In the hallway of our hotel by the elevator, Christine had seen an intriguing modern art poster. With her encouragement and a morning of train hassles, we finally got out of Lyon. We went to St. Etienne to see the Modern Art Museum, a low-slung building set on a hill over this industrials city (of which we didn’t see).
The artists were Anthony Gormley, which we both quite liked and Jean-Michael Alberola. While we waited for the taxi to take us home, we posed in front of the museum, enjoying the beautiful clouds (it had been raining earlier).
We zipped inside the station, hunting for our quai (platform), got it. Nope! Wrong one. Down the stairs, and up the stairs and into the waiting train. It left about 4 minutes later. Christine had a close call with her Paris-Lyon train, and was determined not to repeat that.
Paul Bocuse is a famous Lyonese chef, who has had a great impact on fine dining the world over. We frequent his brasseries because they are well-priced with high quality ingredients and inventive, good food. Tonight’s brasserie is Le Nord, which features traditional Lyonese dishes.
Being the adventurous one, Christine had a quenelle. It was light, delicious, and the best choice of all the entrees at dinner.

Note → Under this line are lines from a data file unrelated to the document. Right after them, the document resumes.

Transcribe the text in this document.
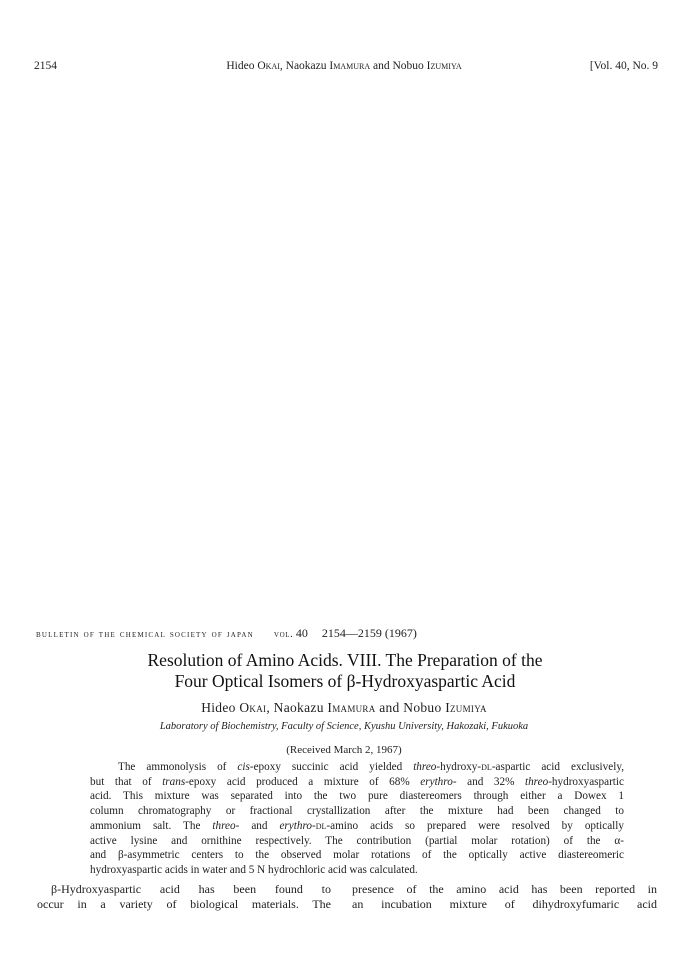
2154	Hideo Okai, Naokazu Imamura and Nobuo Izumiya	[Vol. 40, No. 9
bulletin of the chemical society of japan	vol. 40 2154—2159 (1967)
Resolution of Amino Acids. VIII. The Preparation of the
Four Optical Isomers of β-Hydroxyaspartic Acid
Hideo Okai, Naokazu Imamura and Nobuo Izumiya
Laboratory of Biochemistry, Faculty of Science, Kyushu University, Hakozaki, Fukuoka
(Received March 2, 1967)
The ammonolysis of cis-epoxy succinic acid yielded threo-hydroxy-dl-aspartic acid exclusively,
but that of trans-epoxy acid produced a mixture of 68% erythro- and 32% threo-hydroxyaspartic
acid. This mixture was separated into the two pure diastereomers through either a Dowex 1
column chromatography or fractional crystallization after the mixture had been changed to
ammonium salt. The threo- and erythro-dl-amino acids so prepared were resolved by optically
active lysine and ornithine respectively. The contribution (partial molar rotation) of the α-
and β-asymmetric centers to the observed molar rotations of the optically active diastereomeric
hydroxyaspartic acids in water and 5 N hydrochloric acid was calculated.
β-Hydroxyaspartic acid has been found to
occur in a variety of biological materials. The
presence of the amino acid has been reported in
an incubation mixture of dihydroxyfumaric acid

The pièce de résistance–the best? The dessert of merigne with fruits rouges. Okay–it’s two five-inch long piped merigne “logs” with three flavors of sorbet pressed between them: mango, vanilla and and chocolate (I think). Chantilly, or whipped cream is piped on top, with berry coulis (sauce) puddling around the creation and more berries for garnish. Heaven.

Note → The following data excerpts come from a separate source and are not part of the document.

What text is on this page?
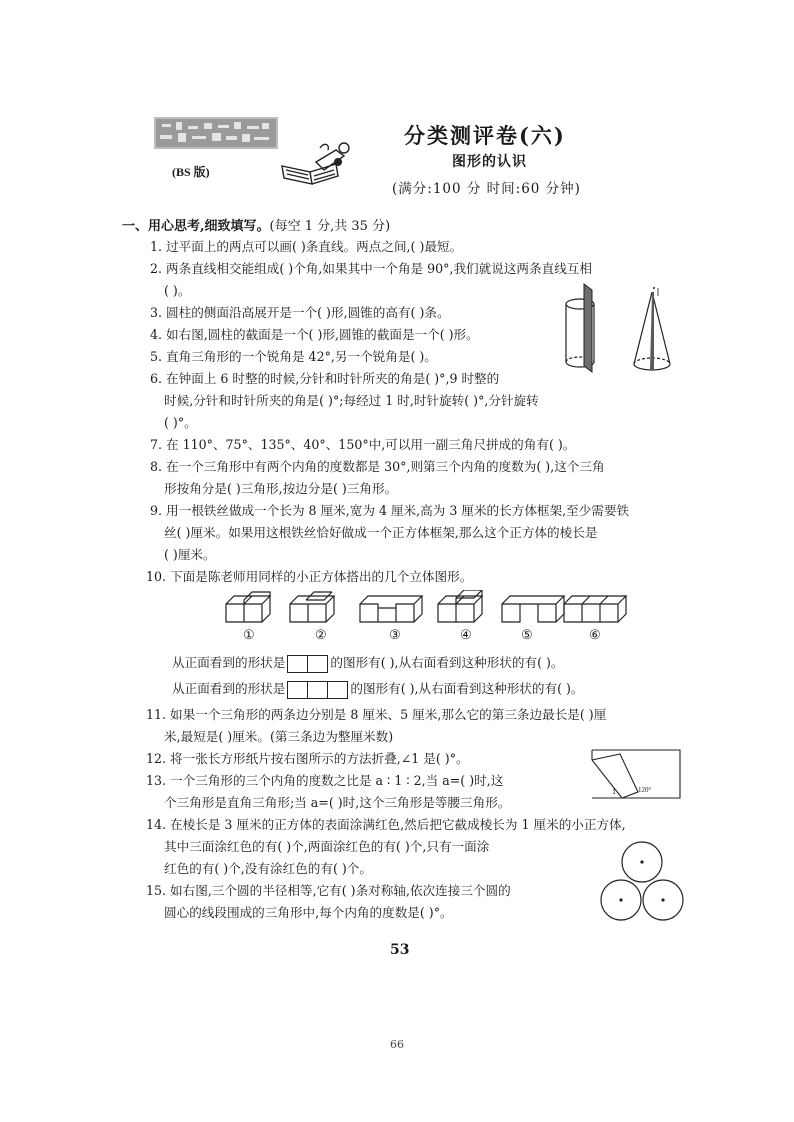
(BS 版)
分类测评卷(六)
图形的认识
(满分:100 分 时间:60 分钟)
一、用心思考,细致填写。(每空 1 分,共 35 分)
1. 过平面上的两点可以画( )条直线。两点之间,( )最短。
2. 两条直线相交能组成( )个角,如果其中一个角是 90°,我们就说这两条直线互相
( )。
3. 圆柱的侧面沿高展开是一个( )形,圆锥的高有( )条。
4. 如右图,圆柱的截面是一个( )形,圆锥的截面是一个( )形。
5. 直角三角形的一个锐角是 42°,另一个锐角是( )。
6. 在钟面上 6 时整的时候,分针和时针所夹的角是( )°,9 时整的
时候,分针和时针所夹的角是( )°;每经过 1 时,时针旋转( )°,分针旋转
( )°。
7. 在 110°、75°、135°、40°、150°中,可以用一副三角尺拼成的角有( )。
8. 在一个三角形中有两个内角的度数都是 30°,则第三个内角的度数为( ),这个三角
形按角分是( )三角形,按边分是( )三角形。
9. 用一根铁丝做成一个长为 8 厘米,宽为 4 厘米,高为 3 厘米的长方体框架,至少需要铁
丝( )厘米。如果用这根铁丝恰好做成一个正方体框架,那么这个正方体的棱长是
( )厘米。
10. 下面是陈老师用同样的小正方体搭出的几个立体图形。
①	②	③	④	⑤	⑥
从正面看到的形状是	的图形有( ),从右面看到这种形状的有( )。
从正面看到的形状是	的图形有( ),从右面看到这种形状的有( )。
11. 如果一个三角形的两条边分别是 8 厘米、5 厘米,那么它的第三条边最长是( )厘
米,最短是( )厘米。(第三条边为整厘米数)
12. 将一张长方形纸片按右图所示的方法折叠,∠1 是( )°。
13. 一个三角形的三个内角的度数之比是 a ∶ 1 ∶ 2,当 a=( )时,这
个三角形是直角三角形;当 a=( )时,这个三角形是等腰三角形。
14. 在棱长是 3 厘米的正方体的表面涂满红色,然后把它截成棱长为 1 厘米的小正方体,
其中三面涂红色的有( )个,两面涂红色的有( )个,只有一面涂
红色的有( )个,没有涂红色的有( )个。
15. 如右图,三个圆的半径相等,它有( )条对称轴,依次连接三个圆的
圆心的线段围成的三角形中,每个内角的度数是( )°。
1	120°
53
66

Christine wanted a souvenir of a napkin, and then thought how fun it would be to have one from Le Sud, another Paul Bocuse brasserie where we’d eaten on Monday evening. So we walked down Rue des Republique, through Place Bellecour and to Le Sud.
It’s a Paul Bocuse theme show, I think, because we found the Institute Paul Bocuse on our way home. It’s a hotel (Hotel Royal) and restaurant that the Paul Bocuse Institut runs. It’s basically a school for hotel and restaurant managers. They don’t have any fancy napkins to buy (just kidding), so we head home.